You are not logged in. LOG IN NOW >

What's In a (Standardized) Name

BY Nancy Scola | Monday, December 22 2008

Down in DC a few weeks ago, a friend of mine had the gall to say, "you know, you're not only a politics geek, you're a real geek geek." The nerve of the guy. This post isn't going to lessen my geek rep one iota, but whatever. What I have to report is pure awesome and I don't care who knows it. This morning, I was reading the Sunlight Foundation's Lab's director's Clay Johnson's blog post about what's next for the Labs, and a throwaway mention gave me that prickly sense down the back of my neck that I get when I know I've stumbled across something powerfully good: innovations in naming standardizations that will streamline fundraising reports, regulatory records, and more. Gadzooks! Does it get more exciting?

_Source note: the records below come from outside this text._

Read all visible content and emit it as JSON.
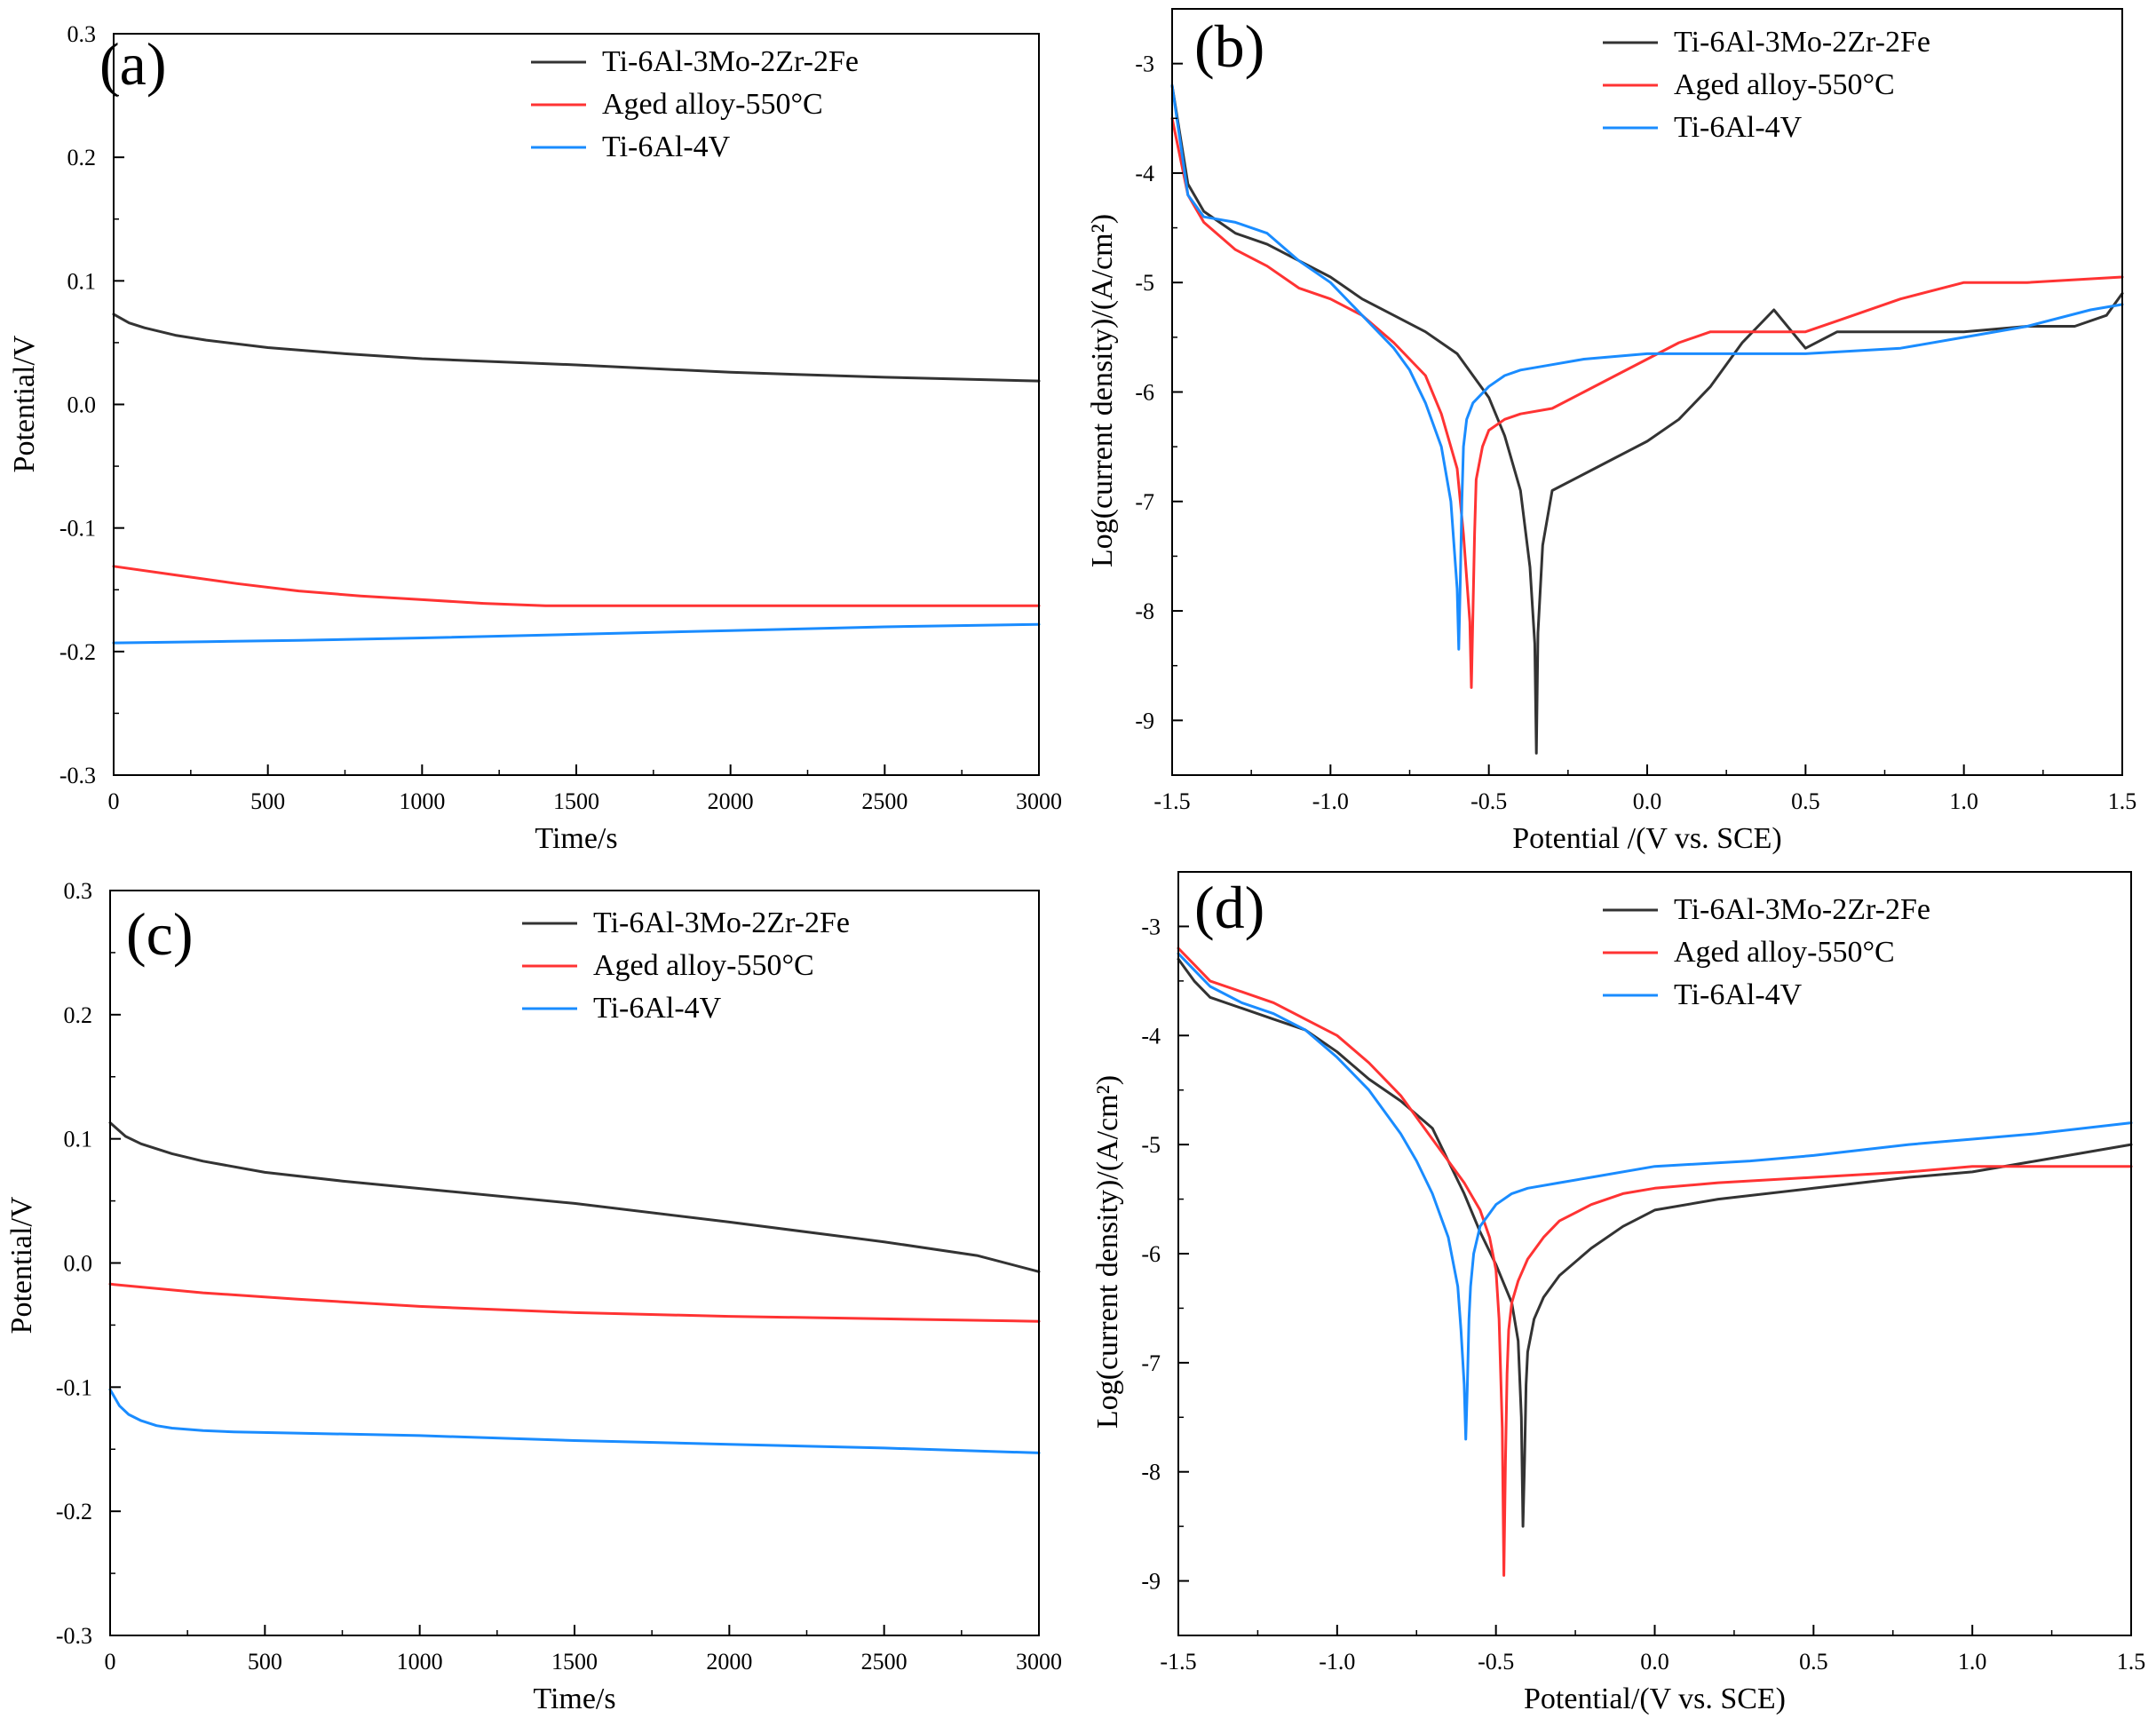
{
  "colors": {
    "black": "#333333",
    "red": "#ff3333",
    "blue": "#1a8cff",
    "axis": "#000000"
  },
  "chart_data": [
    {
      "type": "line",
      "panel_label": "(a)",
      "xlabel": "Time/s",
      "ylabel": "Potential/V",
      "xlim": [
        0,
        3000
      ],
      "ylim": [
        -0.3,
        0.3
      ],
      "xticks": [
        0,
        500,
        1000,
        1500,
        2000,
        2500,
        3000
      ],
      "yticks": [
        -0.3,
        -0.2,
        -0.1,
        0.0,
        0.1,
        0.2,
        0.3
      ],
      "xtick_labels": [
        "0",
        "500",
        "1000",
        "1500",
        "2000",
        "2500",
        "3000"
      ],
      "ytick_labels": [
        "-0.3",
        "-0.2",
        "-0.1",
        "0.0",
        "0.1",
        "0.2",
        "0.3"
      ],
      "legend": [
        "Ti-6Al-3Mo-2Zr-2Fe",
        "Aged alloy-550°C",
        "Ti-6Al-4V"
      ],
      "series": [
        {
          "name": "Ti-6Al-3Mo-2Zr-2Fe",
          "color": "#333333",
          "x": [
            0,
            50,
            100,
            200,
            300,
            500,
            750,
            1000,
            1500,
            2000,
            2500,
            3000
          ],
          "y": [
            0.073,
            0.066,
            0.062,
            0.056,
            0.052,
            0.046,
            0.041,
            0.037,
            0.032,
            0.026,
            0.022,
            0.019
          ]
        },
        {
          "name": "Aged alloy-550°C",
          "color": "#ff3333",
          "x": [
            0,
            200,
            400,
            600,
            800,
            1000,
            1200,
            1400,
            1700,
            2000,
            2500,
            3000
          ],
          "y": [
            -0.131,
            -0.138,
            -0.145,
            -0.151,
            -0.155,
            -0.158,
            -0.161,
            -0.163,
            -0.163,
            -0.163,
            -0.163,
            -0.163
          ]
        },
        {
          "name": "Ti-6Al-4V",
          "color": "#1a8cff",
          "x": [
            0,
            300,
            600,
            1000,
            1500,
            2000,
            2500,
            3000
          ],
          "y": [
            -0.193,
            -0.192,
            -0.191,
            -0.189,
            -0.186,
            -0.183,
            -0.18,
            -0.178
          ]
        }
      ]
    },
    {
      "type": "line",
      "panel_label": "(b)",
      "xlabel": "Potential /(V vs. SCE)",
      "ylabel": "Log(current density)/(A/cm²)",
      "xlim": [
        -1.5,
        1.5
      ],
      "ylim": [
        -9.5,
        -2.5
      ],
      "xticks": [
        -1.5,
        -1.0,
        -0.5,
        0.0,
        0.5,
        1.0,
        1.5
      ],
      "yticks": [
        -9,
        -8,
        -7,
        -6,
        -5,
        -4,
        -3
      ],
      "xtick_labels": [
        "-1.5",
        "-1.0",
        "-0.5",
        "0.0",
        "0.5",
        "1.0",
        "1.5"
      ],
      "ytick_labels": [
        "-9",
        "-8",
        "-7",
        "-6",
        "-5",
        "-4",
        "-3"
      ],
      "legend": [
        "Ti-6Al-3Mo-2Zr-2Fe",
        "Aged alloy-550°C",
        "Ti-6Al-4V"
      ],
      "series": [
        {
          "name": "Ti-6Al-3Mo-2Zr-2Fe",
          "color": "#333333",
          "x": [
            -1.5,
            -1.45,
            -1.4,
            -1.3,
            -1.2,
            -1.1,
            -1.0,
            -0.9,
            -0.8,
            -0.7,
            -0.6,
            -0.5,
            -0.45,
            -0.4,
            -0.37,
            -0.355,
            -0.35,
            -0.345,
            -0.33,
            -0.3,
            -0.2,
            -0.1,
            0.0,
            0.1,
            0.2,
            0.3,
            0.4,
            0.5,
            0.6,
            0.8,
            1.0,
            1.2,
            1.35,
            1.45,
            1.5
          ],
          "y": [
            -3.2,
            -4.1,
            -4.35,
            -4.55,
            -4.65,
            -4.8,
            -4.95,
            -5.15,
            -5.3,
            -5.45,
            -5.65,
            -6.05,
            -6.4,
            -6.9,
            -7.6,
            -8.3,
            -9.3,
            -8.2,
            -7.4,
            -6.9,
            -6.75,
            -6.6,
            -6.45,
            -6.25,
            -5.95,
            -5.55,
            -5.25,
            -5.6,
            -5.45,
            -5.45,
            -5.45,
            -5.4,
            -5.4,
            -5.3,
            -5.1
          ]
        },
        {
          "name": "Aged alloy-550°C",
          "color": "#ff3333",
          "x": [
            -1.5,
            -1.45,
            -1.4,
            -1.3,
            -1.2,
            -1.1,
            -1.0,
            -0.9,
            -0.8,
            -0.7,
            -0.65,
            -0.6,
            -0.58,
            -0.56,
            -0.555,
            -0.55,
            -0.545,
            -0.54,
            -0.52,
            -0.5,
            -0.45,
            -0.4,
            -0.3,
            -0.2,
            -0.1,
            0.0,
            0.1,
            0.2,
            0.3,
            0.4,
            0.5,
            0.6,
            0.8,
            1.0,
            1.2,
            1.5
          ],
          "y": [
            -3.5,
            -4.2,
            -4.45,
            -4.7,
            -4.85,
            -5.05,
            -5.15,
            -5.3,
            -5.55,
            -5.85,
            -6.2,
            -6.7,
            -7.3,
            -8.1,
            -8.7,
            -8.0,
            -7.3,
            -6.8,
            -6.5,
            -6.35,
            -6.25,
            -6.2,
            -6.15,
            -6.0,
            -5.85,
            -5.7,
            -5.55,
            -5.45,
            -5.45,
            -5.45,
            -5.45,
            -5.35,
            -5.15,
            -5.0,
            -5.0,
            -4.95
          ]
        },
        {
          "name": "Ti-6Al-4V",
          "color": "#1a8cff",
          "x": [
            -1.5,
            -1.45,
            -1.4,
            -1.3,
            -1.2,
            -1.1,
            -1.0,
            -0.9,
            -0.8,
            -0.75,
            -0.7,
            -0.65,
            -0.62,
            -0.6,
            -0.595,
            -0.59,
            -0.585,
            -0.58,
            -0.57,
            -0.55,
            -0.5,
            -0.45,
            -0.4,
            -0.3,
            -0.2,
            0.0,
            0.2,
            0.5,
            0.8,
            1.0,
            1.2,
            1.4,
            1.5
          ],
          "y": [
            -3.2,
            -4.2,
            -4.4,
            -4.45,
            -4.55,
            -4.8,
            -5.0,
            -5.3,
            -5.6,
            -5.8,
            -6.1,
            -6.5,
            -7.0,
            -7.8,
            -8.35,
            -7.7,
            -7.0,
            -6.5,
            -6.25,
            -6.1,
            -5.95,
            -5.85,
            -5.8,
            -5.75,
            -5.7,
            -5.65,
            -5.65,
            -5.65,
            -5.6,
            -5.5,
            -5.4,
            -5.25,
            -5.2
          ]
        }
      ]
    },
    {
      "type": "line",
      "panel_label": "(c)",
      "xlabel": "Time/s",
      "ylabel": "Potential/V",
      "xlim": [
        0,
        3000
      ],
      "ylim": [
        -0.3,
        0.3
      ],
      "xticks": [
        0,
        500,
        1000,
        1500,
        2000,
        2500,
        3000
      ],
      "yticks": [
        -0.3,
        -0.2,
        -0.1,
        0.0,
        0.1,
        0.2,
        0.3
      ],
      "xtick_labels": [
        "0",
        "500",
        "1000",
        "1500",
        "2000",
        "2500",
        "3000"
      ],
      "ytick_labels": [
        "-0.3",
        "-0.2",
        "-0.1",
        "0.0",
        "0.1",
        "0.2",
        "0.3"
      ],
      "legend": [
        "Ti-6Al-3Mo-2Zr-2Fe",
        "Aged alloy-550°C",
        "Ti-6Al-4V"
      ],
      "series": [
        {
          "name": "Ti-6Al-3Mo-2Zr-2Fe",
          "color": "#333333",
          "x": [
            0,
            50,
            100,
            200,
            300,
            500,
            750,
            1000,
            1500,
            2000,
            2500,
            2800,
            3000
          ],
          "y": [
            0.113,
            0.102,
            0.096,
            0.088,
            0.082,
            0.073,
            0.066,
            0.06,
            0.048,
            0.033,
            0.017,
            0.006,
            -0.007
          ]
        },
        {
          "name": "Aged alloy-550°C",
          "color": "#ff3333",
          "x": [
            0,
            300,
            600,
            1000,
            1500,
            2000,
            2500,
            3000
          ],
          "y": [
            -0.017,
            -0.024,
            -0.029,
            -0.035,
            -0.04,
            -0.043,
            -0.045,
            -0.047
          ]
        },
        {
          "name": "Ti-6Al-4V",
          "color": "#1a8cff",
          "x": [
            0,
            30,
            60,
            100,
            150,
            200,
            300,
            400,
            600,
            1000,
            1500,
            2000,
            2500,
            3000
          ],
          "y": [
            -0.102,
            -0.115,
            -0.122,
            -0.127,
            -0.131,
            -0.133,
            -0.135,
            -0.136,
            -0.137,
            -0.139,
            -0.143,
            -0.146,
            -0.149,
            -0.153
          ]
        }
      ]
    },
    {
      "type": "line",
      "panel_label": "(d)",
      "xlabel": "Potential/(V vs. SCE)",
      "ylabel": "Log(current density)/(A/cm²)",
      "xlim": [
        -1.5,
        1.5
      ],
      "ylim": [
        -9.5,
        -2.5
      ],
      "xticks": [
        -1.5,
        -1.0,
        -0.5,
        0.0,
        0.5,
        1.0,
        1.5
      ],
      "yticks": [
        -9,
        -8,
        -7,
        -6,
        -5,
        -4,
        -3
      ],
      "xtick_labels": [
        "-1.5",
        "-1.0",
        "-0.5",
        "0.0",
        "0.5",
        "1.0",
        "1.5"
      ],
      "ytick_labels": [
        "-9",
        "-8",
        "-7",
        "-6",
        "-5",
        "-4",
        "-3"
      ],
      "legend": [
        "Ti-6Al-3Mo-2Zr-2Fe",
        "Aged alloy-550°C",
        "Ti-6Al-4V"
      ],
      "series": [
        {
          "name": "Ti-6Al-3Mo-2Zr-2Fe",
          "color": "#333333",
          "x": [
            -1.5,
            -1.45,
            -1.4,
            -1.3,
            -1.2,
            -1.1,
            -1.0,
            -0.9,
            -0.8,
            -0.7,
            -0.65,
            -0.6,
            -0.55,
            -0.5,
            -0.45,
            -0.43,
            -0.42,
            -0.415,
            -0.41,
            -0.405,
            -0.4,
            -0.38,
            -0.35,
            -0.3,
            -0.2,
            -0.1,
            0.0,
            0.2,
            0.5,
            0.8,
            1.0,
            1.2,
            1.5
          ],
          "y": [
            -3.3,
            -3.5,
            -3.65,
            -3.75,
            -3.85,
            -3.95,
            -4.15,
            -4.4,
            -4.6,
            -4.85,
            -5.15,
            -5.45,
            -5.8,
            -6.1,
            -6.45,
            -6.8,
            -7.5,
            -8.5,
            -7.9,
            -7.2,
            -6.9,
            -6.6,
            -6.4,
            -6.2,
            -5.95,
            -5.75,
            -5.6,
            -5.5,
            -5.4,
            -5.3,
            -5.25,
            -5.15,
            -5.0
          ]
        },
        {
          "name": "Aged alloy-550°C",
          "color": "#ff3333",
          "x": [
            -1.5,
            -1.45,
            -1.4,
            -1.3,
            -1.2,
            -1.1,
            -1.0,
            -0.9,
            -0.8,
            -0.7,
            -0.6,
            -0.55,
            -0.52,
            -0.5,
            -0.49,
            -0.48,
            -0.475,
            -0.47,
            -0.465,
            -0.46,
            -0.45,
            -0.43,
            -0.4,
            -0.35,
            -0.3,
            -0.2,
            -0.1,
            0.0,
            0.2,
            0.5,
            0.8,
            1.0,
            1.2,
            1.5
          ],
          "y": [
            -3.2,
            -3.35,
            -3.5,
            -3.6,
            -3.7,
            -3.85,
            -4.0,
            -4.25,
            -4.55,
            -4.95,
            -5.35,
            -5.6,
            -5.85,
            -6.15,
            -6.6,
            -7.6,
            -8.95,
            -7.9,
            -7.1,
            -6.7,
            -6.45,
            -6.25,
            -6.05,
            -5.85,
            -5.7,
            -5.55,
            -5.45,
            -5.4,
            -5.35,
            -5.3,
            -5.25,
            -5.2,
            -5.2,
            -5.2
          ]
        },
        {
          "name": "Ti-6Al-4V",
          "color": "#1a8cff",
          "x": [
            -1.5,
            -1.45,
            -1.4,
            -1.3,
            -1.2,
            -1.1,
            -1.0,
            -0.9,
            -0.8,
            -0.75,
            -0.7,
            -0.65,
            -0.62,
            -0.61,
            -0.6,
            -0.595,
            -0.59,
            -0.585,
            -0.58,
            -0.57,
            -0.55,
            -0.5,
            -0.45,
            -0.4,
            -0.3,
            -0.2,
            0.0,
            0.3,
            0.5,
            0.8,
            1.0,
            1.2,
            1.5
          ],
          "y": [
            -3.25,
            -3.4,
            -3.55,
            -3.7,
            -3.8,
            -3.95,
            -4.2,
            -4.5,
            -4.9,
            -5.15,
            -5.45,
            -5.85,
            -6.3,
            -6.7,
            -7.2,
            -7.7,
            -7.2,
            -6.6,
            -6.3,
            -6.0,
            -5.75,
            -5.55,
            -5.45,
            -5.4,
            -5.35,
            -5.3,
            -5.2,
            -5.15,
            -5.1,
            -5.0,
            -4.95,
            -4.9,
            -4.8
          ]
        }
      ]
    }
  ]
}
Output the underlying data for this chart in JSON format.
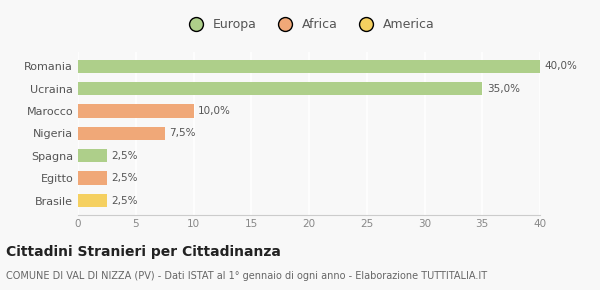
{
  "categories": [
    "Romania",
    "Ucraina",
    "Marocco",
    "Nigeria",
    "Spagna",
    "Egitto",
    "Brasile"
  ],
  "values": [
    40.0,
    35.0,
    10.0,
    7.5,
    2.5,
    2.5,
    2.5
  ],
  "bar_colors": [
    "#aecf8a",
    "#aecf8a",
    "#f0a878",
    "#f0a878",
    "#aecf8a",
    "#f0a878",
    "#f5d060"
  ],
  "labels": [
    "40,0%",
    "35,0%",
    "10,0%",
    "7,5%",
    "2,5%",
    "2,5%",
    "2,5%"
  ],
  "legend": [
    {
      "label": "Europa",
      "color": "#aecf8a"
    },
    {
      "label": "Africa",
      "color": "#f0a878"
    },
    {
      "label": "America",
      "color": "#f5d060"
    }
  ],
  "xlim": [
    0,
    40
  ],
  "xticks": [
    0,
    5,
    10,
    15,
    20,
    25,
    30,
    35,
    40
  ],
  "title": "Cittadini Stranieri per Cittadinanza",
  "subtitle": "COMUNE DI VAL DI NIZZA (PV) - Dati ISTAT al 1° gennaio di ogni anno - Elaborazione TUTTITALIA.IT",
  "background_color": "#f8f8f8",
  "grid_color": "#ffffff",
  "bar_height": 0.6,
  "label_fontsize": 7.5,
  "ytick_fontsize": 8,
  "xtick_fontsize": 7.5,
  "title_fontsize": 10,
  "subtitle_fontsize": 7
}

To realize how neat a prospect this is, you have to know what problem it solves. Here's the Sunlight wiki where the idea is being hashed over:

Names of entities-- donors, members of congress, corporations, even governments are not called the same thing between documents or databases or even in the same document. For instance, in the case of the Federal Election Commission data files, donors can be called William Smith, Billy Smith, Billy Smith, JR. or a plethora of other names. Corporations go beyond this by having multiple names-- Lorne Michaels is not only the executive producer for Saturday Night Live, but the CEO of Broadway Video and an employee of NBC Studios, a subsidiary of General Electric.

The fact that Jim Jones and James Jones III are one and the same person is a challenge to transparency, because if we never come to know that they're both the same guy, the quality of the data that powers good government drops considerably. And so, the Labs are trying to whip up algorithms and filtering techniques that boil names down to their most basic and consistent form. Once they crack that nut, they can share that knowledge with the rest of us. In some cases, Sunlight has already solved some aspects of the problem. An API now publicly available pulls members of Congress's names from a central database, so that typing "Teddy Kennedy" into a Google spreadsheet, for example, automagically resolves to "Edward Kennedy." Think that's awesome? Me too, me too.

My bedtime book of late has been doctor and New Yorker writer Atul Gawande's rather good Better: A Surgeon's Notes on Performance. I'm reminded here about his core argument: the most transformational changes in modern medicine are some of the simplest acts -- cutting down on hospital infection rates by getting doctors to wash their hands between patients, for example. It's often the most basic things that can be the most powerful.

*Note: Our Andrew Rasiej and Micah Sifry are senior advisors to the Sunlight Foundation, but that has little bearing on this post.